Ralph Dudgeon has played taps hundreds of times during his 73 years. Starting when he was 11 years old, he would climb onto the East McKeesport borough firetruck at the end of the Memorial Day parade for the ride to the cemetery where he and his father — Ralph the elder — played taps at the graves of local veterans.
When we were growing up, taps was sad and comforting at the same time. After World War II and the Korean War, our funerals often included military honors, and the playing of taps was the final graveside tribute. Even the most fidgety kid knew to settle while it was being played.
Over the years, Ralph has played taps in bitter cold snowstorms and 100-degree heat, whenever and wherever he was asked to play, never charging for the honor. It has been that way all his life.
“If there is a veteran that needs taps played at his funeral, I’ll do it,” he says.
And no one plays it better. Now a retired professor of music with a Ph.D. in musicology, Ralph performs with leading orchestras and ensembles. He continues to teach trumpet performance and write about the history of the trumpet and other brass instruments.

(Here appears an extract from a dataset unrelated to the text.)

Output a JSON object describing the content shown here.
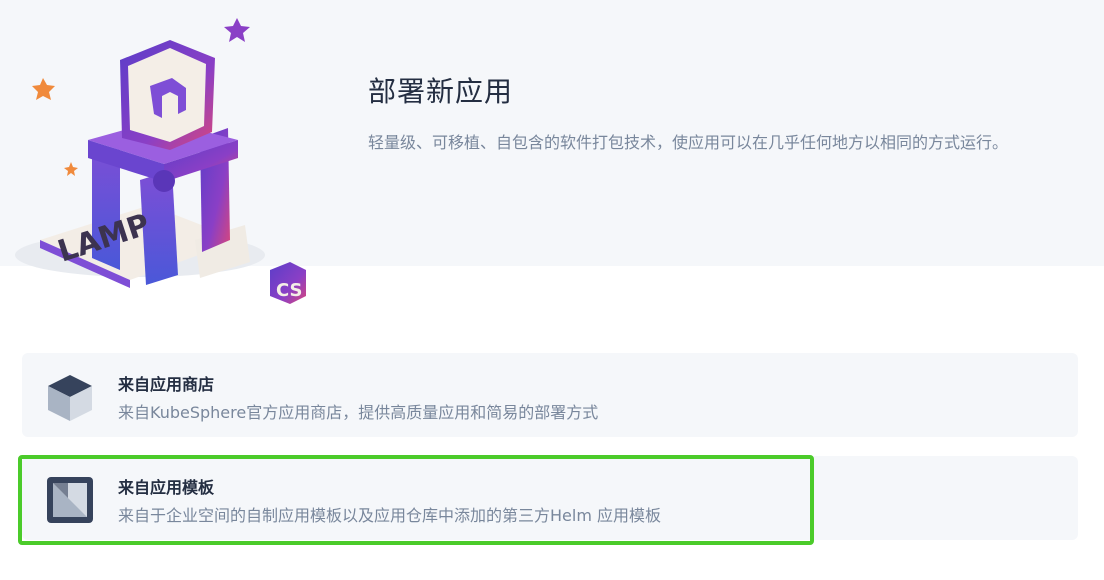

Ralph and I were in the junior high school orchestra together, where I strove to play second trumpet but rarely made it out of the third chair. Ralph was our star. He played a silver trumpet — literally and figuratively. From the time we were kids, he always knew his life’s work.
When I recently asked Ralph what the most difficult composition for trumpet is, he said that Bach’s Brandenburg Concerto No. 2 is among the most complex. Compared to that, I figured, taps must be easy, but my childhood friend set me straight.
“It is only 24 notes, but you must play them with exact spacing and at the right time,” he said. “It must be dignified in honor of the deceased, but still expressive. It must be technically perfect, but with emotion. It has to sing.
“And the descending notes at the end are hard to do, especially if you know the deceased. The last note should be held longer until it evaporates into the air. The Italians call it morendo, which means ‘dying away.’ ”
Ralph and his sons, Miles and Calder, felt that more than ever when all three played taps at the burial of their father and grandfather in 2004. The boys each repeated from afar the notes that Ralph played. It is the echo version of taps, a special tribute for their patriarch who was buried with full military honors.
The elder Ralph Dudgeon was a platoon leader and part of the second wave at Normandy on D-Day. Like many of the fathers from that era, he “never, ever talked about it” directly with Ralph.
But one time, when Ralph was touring and playing in French churches around Normandy with the BBC choir, his mom told him that his father was pleased. During the war, he had slept in many of the churches where Ralph was playing music.
It was another connection with his son, something that has meant a lot to both of them. And it continues. As Ralph says, “Now, when I play taps for a veteran, I still play it for my dad, too.”